= Gottfried III of Sponheim =

German nobleman

Gottfried III, Count of Sponheim (born before 1183, probably in 1175; died 1218) was a German nobleman. He succeeded his father Gottfried II as Count of Sponheim.

==Life==
In 1202 he married Adelheid von Sayn (died 1263), one of the two sisters and heirs of Henry III, the last count of Sayn.
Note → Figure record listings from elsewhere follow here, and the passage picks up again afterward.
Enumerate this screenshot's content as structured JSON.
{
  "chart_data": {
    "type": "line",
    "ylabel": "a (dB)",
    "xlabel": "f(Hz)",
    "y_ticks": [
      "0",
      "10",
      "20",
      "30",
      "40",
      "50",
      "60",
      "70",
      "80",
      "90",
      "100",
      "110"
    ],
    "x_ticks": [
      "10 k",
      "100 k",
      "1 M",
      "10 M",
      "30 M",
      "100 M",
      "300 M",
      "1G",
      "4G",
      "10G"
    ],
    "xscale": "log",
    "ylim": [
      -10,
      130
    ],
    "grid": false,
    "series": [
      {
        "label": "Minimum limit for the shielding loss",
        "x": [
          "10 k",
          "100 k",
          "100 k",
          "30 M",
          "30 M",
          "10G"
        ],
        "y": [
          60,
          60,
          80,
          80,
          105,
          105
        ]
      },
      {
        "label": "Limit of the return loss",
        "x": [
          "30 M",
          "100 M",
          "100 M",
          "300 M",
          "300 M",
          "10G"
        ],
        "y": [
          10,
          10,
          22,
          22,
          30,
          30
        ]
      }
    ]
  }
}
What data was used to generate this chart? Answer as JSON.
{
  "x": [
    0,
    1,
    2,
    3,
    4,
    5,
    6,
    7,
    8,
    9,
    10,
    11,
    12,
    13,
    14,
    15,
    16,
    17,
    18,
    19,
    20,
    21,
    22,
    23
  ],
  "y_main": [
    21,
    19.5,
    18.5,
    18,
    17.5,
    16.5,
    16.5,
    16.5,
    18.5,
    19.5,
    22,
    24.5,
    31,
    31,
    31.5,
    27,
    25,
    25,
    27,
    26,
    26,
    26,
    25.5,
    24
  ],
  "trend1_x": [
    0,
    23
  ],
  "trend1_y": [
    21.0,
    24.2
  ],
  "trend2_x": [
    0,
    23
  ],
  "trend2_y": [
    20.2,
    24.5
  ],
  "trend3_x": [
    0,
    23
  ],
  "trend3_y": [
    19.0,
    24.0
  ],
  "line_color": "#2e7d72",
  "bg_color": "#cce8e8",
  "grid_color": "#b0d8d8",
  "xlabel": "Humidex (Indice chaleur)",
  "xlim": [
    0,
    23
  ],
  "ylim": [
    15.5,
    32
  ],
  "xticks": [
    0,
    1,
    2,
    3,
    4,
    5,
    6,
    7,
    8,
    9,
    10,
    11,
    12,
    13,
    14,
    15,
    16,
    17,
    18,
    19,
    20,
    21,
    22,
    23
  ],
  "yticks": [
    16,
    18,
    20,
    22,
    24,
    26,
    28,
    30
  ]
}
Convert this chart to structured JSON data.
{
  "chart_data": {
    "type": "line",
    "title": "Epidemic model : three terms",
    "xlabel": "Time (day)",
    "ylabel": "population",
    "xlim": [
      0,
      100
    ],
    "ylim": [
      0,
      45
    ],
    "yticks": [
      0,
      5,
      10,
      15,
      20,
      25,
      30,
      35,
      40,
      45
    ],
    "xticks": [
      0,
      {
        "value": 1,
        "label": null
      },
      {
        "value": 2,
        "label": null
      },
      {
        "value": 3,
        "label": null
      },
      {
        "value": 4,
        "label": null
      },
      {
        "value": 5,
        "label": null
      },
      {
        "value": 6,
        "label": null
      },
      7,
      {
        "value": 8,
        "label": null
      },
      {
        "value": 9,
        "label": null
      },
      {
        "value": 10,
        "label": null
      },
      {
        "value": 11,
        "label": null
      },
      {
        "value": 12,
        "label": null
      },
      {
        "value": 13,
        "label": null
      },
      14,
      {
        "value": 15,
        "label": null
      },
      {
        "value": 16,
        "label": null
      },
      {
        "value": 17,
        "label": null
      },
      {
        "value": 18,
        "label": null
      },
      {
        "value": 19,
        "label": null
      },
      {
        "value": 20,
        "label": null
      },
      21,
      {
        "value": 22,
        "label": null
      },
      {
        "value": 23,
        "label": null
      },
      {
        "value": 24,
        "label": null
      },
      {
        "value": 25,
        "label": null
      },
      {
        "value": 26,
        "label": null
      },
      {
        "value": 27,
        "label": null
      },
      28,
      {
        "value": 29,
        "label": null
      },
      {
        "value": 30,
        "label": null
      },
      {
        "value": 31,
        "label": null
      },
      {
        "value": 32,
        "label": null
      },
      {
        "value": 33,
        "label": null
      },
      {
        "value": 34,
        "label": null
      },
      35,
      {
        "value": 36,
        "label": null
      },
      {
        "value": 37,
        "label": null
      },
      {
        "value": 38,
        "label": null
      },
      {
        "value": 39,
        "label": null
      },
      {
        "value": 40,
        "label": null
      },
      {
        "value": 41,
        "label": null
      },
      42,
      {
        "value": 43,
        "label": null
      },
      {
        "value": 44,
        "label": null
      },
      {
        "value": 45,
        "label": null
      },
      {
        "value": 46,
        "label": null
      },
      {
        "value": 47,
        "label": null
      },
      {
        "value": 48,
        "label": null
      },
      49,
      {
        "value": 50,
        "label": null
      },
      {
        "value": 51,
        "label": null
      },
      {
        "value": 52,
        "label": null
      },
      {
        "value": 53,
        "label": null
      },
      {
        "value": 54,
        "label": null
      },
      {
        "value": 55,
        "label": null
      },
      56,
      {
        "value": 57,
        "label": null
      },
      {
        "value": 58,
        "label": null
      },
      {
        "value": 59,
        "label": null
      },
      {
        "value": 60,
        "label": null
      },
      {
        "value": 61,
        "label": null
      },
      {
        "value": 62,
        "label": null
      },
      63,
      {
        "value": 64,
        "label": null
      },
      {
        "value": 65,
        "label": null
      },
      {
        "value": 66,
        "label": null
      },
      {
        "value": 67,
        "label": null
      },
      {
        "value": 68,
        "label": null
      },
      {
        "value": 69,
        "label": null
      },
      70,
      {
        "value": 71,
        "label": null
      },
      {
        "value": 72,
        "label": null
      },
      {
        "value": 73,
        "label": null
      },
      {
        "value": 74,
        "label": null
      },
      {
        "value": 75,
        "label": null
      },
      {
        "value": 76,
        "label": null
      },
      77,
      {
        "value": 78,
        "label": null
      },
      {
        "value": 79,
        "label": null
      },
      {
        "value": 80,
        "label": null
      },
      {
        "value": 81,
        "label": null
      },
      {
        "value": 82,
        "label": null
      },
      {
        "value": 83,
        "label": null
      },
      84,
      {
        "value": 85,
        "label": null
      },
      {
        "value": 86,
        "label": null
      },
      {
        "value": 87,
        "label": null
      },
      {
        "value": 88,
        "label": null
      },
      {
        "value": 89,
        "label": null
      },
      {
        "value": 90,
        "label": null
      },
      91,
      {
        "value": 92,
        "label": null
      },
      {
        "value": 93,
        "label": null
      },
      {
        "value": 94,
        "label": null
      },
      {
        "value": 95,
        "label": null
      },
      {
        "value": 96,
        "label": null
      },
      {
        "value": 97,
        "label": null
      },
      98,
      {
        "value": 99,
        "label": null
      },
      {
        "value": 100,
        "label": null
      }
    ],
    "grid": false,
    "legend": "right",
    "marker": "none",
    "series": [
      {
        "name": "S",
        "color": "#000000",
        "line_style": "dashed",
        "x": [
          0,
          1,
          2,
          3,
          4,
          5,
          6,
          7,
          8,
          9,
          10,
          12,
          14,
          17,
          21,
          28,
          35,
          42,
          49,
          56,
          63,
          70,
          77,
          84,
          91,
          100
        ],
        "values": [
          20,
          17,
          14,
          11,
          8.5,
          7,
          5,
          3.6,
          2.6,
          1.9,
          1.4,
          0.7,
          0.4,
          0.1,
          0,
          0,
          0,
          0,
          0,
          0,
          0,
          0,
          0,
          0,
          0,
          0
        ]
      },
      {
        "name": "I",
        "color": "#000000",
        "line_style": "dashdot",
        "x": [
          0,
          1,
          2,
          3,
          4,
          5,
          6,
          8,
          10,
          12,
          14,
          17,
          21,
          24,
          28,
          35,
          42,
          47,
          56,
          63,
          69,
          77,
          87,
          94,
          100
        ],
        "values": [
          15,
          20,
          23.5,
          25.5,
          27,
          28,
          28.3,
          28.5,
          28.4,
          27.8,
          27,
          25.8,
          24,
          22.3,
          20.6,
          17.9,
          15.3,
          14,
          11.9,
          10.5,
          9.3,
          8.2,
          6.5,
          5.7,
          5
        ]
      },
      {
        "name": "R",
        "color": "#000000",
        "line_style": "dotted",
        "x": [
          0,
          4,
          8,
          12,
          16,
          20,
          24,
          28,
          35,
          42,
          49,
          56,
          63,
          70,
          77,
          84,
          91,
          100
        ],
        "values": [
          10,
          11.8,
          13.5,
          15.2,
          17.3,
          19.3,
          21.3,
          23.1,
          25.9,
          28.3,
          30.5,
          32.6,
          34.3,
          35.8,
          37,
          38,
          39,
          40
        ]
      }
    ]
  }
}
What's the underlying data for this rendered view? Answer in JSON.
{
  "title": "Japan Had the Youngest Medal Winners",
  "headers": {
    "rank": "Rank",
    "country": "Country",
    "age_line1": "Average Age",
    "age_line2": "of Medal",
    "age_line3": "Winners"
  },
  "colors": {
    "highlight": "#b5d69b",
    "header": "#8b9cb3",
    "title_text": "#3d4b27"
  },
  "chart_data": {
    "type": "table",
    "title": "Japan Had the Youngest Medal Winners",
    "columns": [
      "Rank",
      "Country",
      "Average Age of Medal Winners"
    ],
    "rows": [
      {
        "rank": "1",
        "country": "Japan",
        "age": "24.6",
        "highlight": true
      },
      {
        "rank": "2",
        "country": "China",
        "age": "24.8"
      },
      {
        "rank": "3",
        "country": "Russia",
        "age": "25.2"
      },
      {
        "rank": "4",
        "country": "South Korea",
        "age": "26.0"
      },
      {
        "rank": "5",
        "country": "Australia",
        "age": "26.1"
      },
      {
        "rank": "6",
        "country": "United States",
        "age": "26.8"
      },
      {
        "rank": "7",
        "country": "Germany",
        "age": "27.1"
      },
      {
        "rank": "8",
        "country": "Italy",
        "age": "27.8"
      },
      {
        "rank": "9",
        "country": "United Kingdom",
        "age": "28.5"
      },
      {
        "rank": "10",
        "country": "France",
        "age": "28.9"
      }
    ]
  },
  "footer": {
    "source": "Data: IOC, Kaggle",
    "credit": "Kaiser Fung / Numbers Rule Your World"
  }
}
They had issue:
- John I, Count of Sponheim, founder of the Starkenburg line (Hintere Grafschaft) and von Sayn's heir
- Henry I, Lord of Heinsberg, founder of the Sponheim-Heinsberg line
- Simon I, Count of Sponheim, founder of the Kreuznach line (Vordere Grafschaft)
- Gottfried, priest at St George's, Cologne and St Cassius' Church, Bonn
- Walram, canon in Cologne

After Henry III's death in 1246/47 parts of Sayn fell to Gottfried's son John I, the founder of the Sponheim-Starkenburg line. Gottfried built the Kauzenburg at Kreuznach and thus came into conflict with the Bishopric of Speyer. In 1218 Gottfried joined the Fifth Crusade, in which he lost his life. His widow Adelheid remarried to Eberhard IV of Eberstein, owner of the lordship of Stauf and brother of Conrad of Eberstein, bishop of Speyer (died 1245).